Manon se fait traiter de garçon manqué par les élèves de sa classe, mais je jure qu’elle n’est ni garçon ni manquée. Elle brille de mille rires veloutés, elle fonce et elle fronde avec entrain comme une tornade inoffensive mais culottée. Elle a de grands yeux très noirs qui me font confiance tous les matins ; elle est brusque et diplomate, timide et coquine, moqueuse et susceptible.

Je crois que Manon pourrait faire avaler n'importe quoi à n'importe qui, grâce à la droiture de mon père qui brille sur son front et aux sourires enjôleurs qui n’appartiennent qu’à elle. Elle pétille et papille de tout son cœur, elle pépite et palpite de toutes ses forces. Elle tourne les têtes mais ne s’en préoccupe pas encore. Plus tard, Manon s’imagine interprète ou journaliste : ces métiers permettraient à mon incorrigible bavarde de ne pas contrarier sa jacassante nature.

Esméralda est comme sa mère née de l’Est et de l’étoile. Elle est charmeuse et coquette, simple et irrésistible, brillante et tenace. Elle règne en Seigneur des Anneaux sur une nuée d’admirateurs empressés qui rêvent que les yeux verts de ma fille se fassent doux et bleutés en leur faveur.

Ma grande fille devient une petite femme et elle me rappelle doucement une jolie Roumaine infinie qui m’était un jour tombée du ciel de Budapest et du train de Bucarest. Esméralda est belle et étincelle comme L’Avenir qu’elle se forge. Elle parle déjà d’étudier la médecine. Je crois qu’elle a la force et l’endurance nécessaires à un tel marathon universitaire, reste à voir si elle persistera dans sa volonté.

Je pourrais écrire ainsi sur mes enfants pendant des heures, mais je reste noué à propos de leur mère. Catalina est pourtant la terre angulaire de toute mon existence. Elle fonde mon sommeil et mon foyer, elle rit de mes maladresses récurrentes et bouscule sans vergogne les quelques zestes de peur qui parfois rejaillissent. Elle me dessine de ses mains fines et me réchauffe de ses doigts roses. Elle est La Mère du Printemps et la femme de mes jours.

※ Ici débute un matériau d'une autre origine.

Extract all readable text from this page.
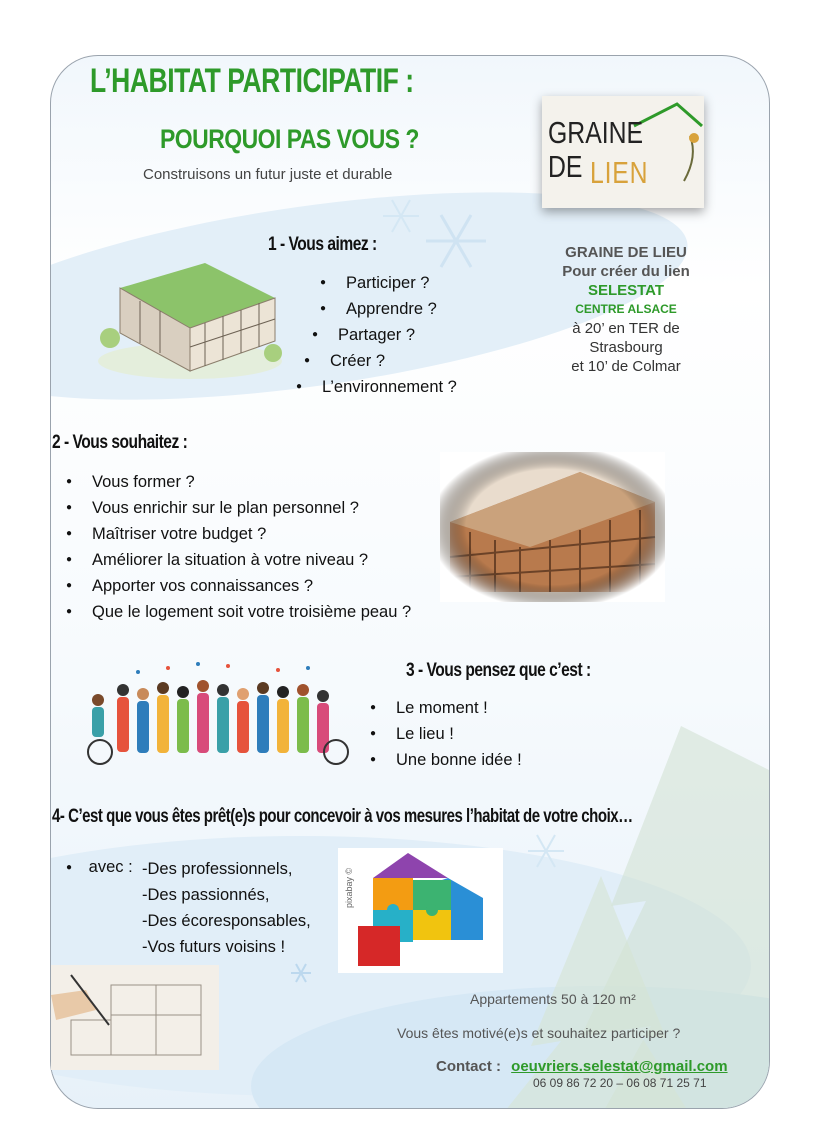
L’HABITAT PARTICIPATIF :
POURQUOI PAS VOUS ?
Construisons un futur juste et durable
GRAINE
DE LIEN
GRAINE DE LIEU
Pour créer du lien
SELESTAT
CENTRE ALSACE
à 20’ en TER de
Strasbourg
et 10’ de Colmar
1 - Vous aimez :
● Participer ?
● Apprendre ?
● Partager ?
● Créer ?
● L’environnement ?
2 - Vous souhaitez :
● Vous former ?
● Vous enrichir sur le plan personnel ?
● Maîtriser votre budget ?
● Améliorer la situation à votre niveau ?
● Apporter vos connaissances ?
● Que le logement soit votre troisième peau ?
3 - Vous pensez que c’est :
● Le moment !
● Le lieu !
● Une bonne idée !
4- C’est que vous êtes prêt(e)s pour concevoir à vos mesures l’habitat de votre choix…
● avec : -Des professionnels,
-Des passionnés,
-Des écoresponsables,
-Vos futurs voisins !
pixabay ©
Appartements 50 à 120 m²
Vous êtes motivé(e)s et souhaitez participer ?
Contact : oeuvriers.selestat@gmail.com
06 09 86 72 20 – 06 08 71 25 71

Catalina est un soleil incroyable qui ne rayonne que pour moi. Mes enfants sont les siens et n’en sont que plus précieux. Elle partage mes heures et mes bonheurs, mes leurres et mes erreurs. Et je l’aime pour le moindre de ses gestes, je l’aime pour sa douceur du soir et sa chaleur du matin, je l’aime pour la tendresse de son sommeil et pour le ciel de son regard. Elle est la clé des ans comme le fil des âmes, et son cœur bat au nid de mes entrailles.

Ainsi la vie berce-t-elle mes amours. Tout n’est pas pour le mieux dans Le Meilleur des Mondes : le passé ne s’efface pas et le temps apporte chaque jour sa part d’aléatoire. Mais j’ai compris maintenant que la pire des souffrances est celle contre laquelle on ne se bat plus. Le silence et Le Crime des Pères ont tué Livia mais ils n’auront pas raison de moi. Ils auront tort à tort et à travers.

Ma vie reste à écrire mais je ne connais pas l’angoisse de la page blanche. J’ai séché ses coups et lavé ces viols. La vie est ainsi faite et j’aurai sûrement encore mal, encore peur ; mais je n’aurai certainement plus honte.

La page est un peu grise mais je suis seul maître de ma plume. Et jamais je n’aurais espéré cette fin qui n’en est pas une.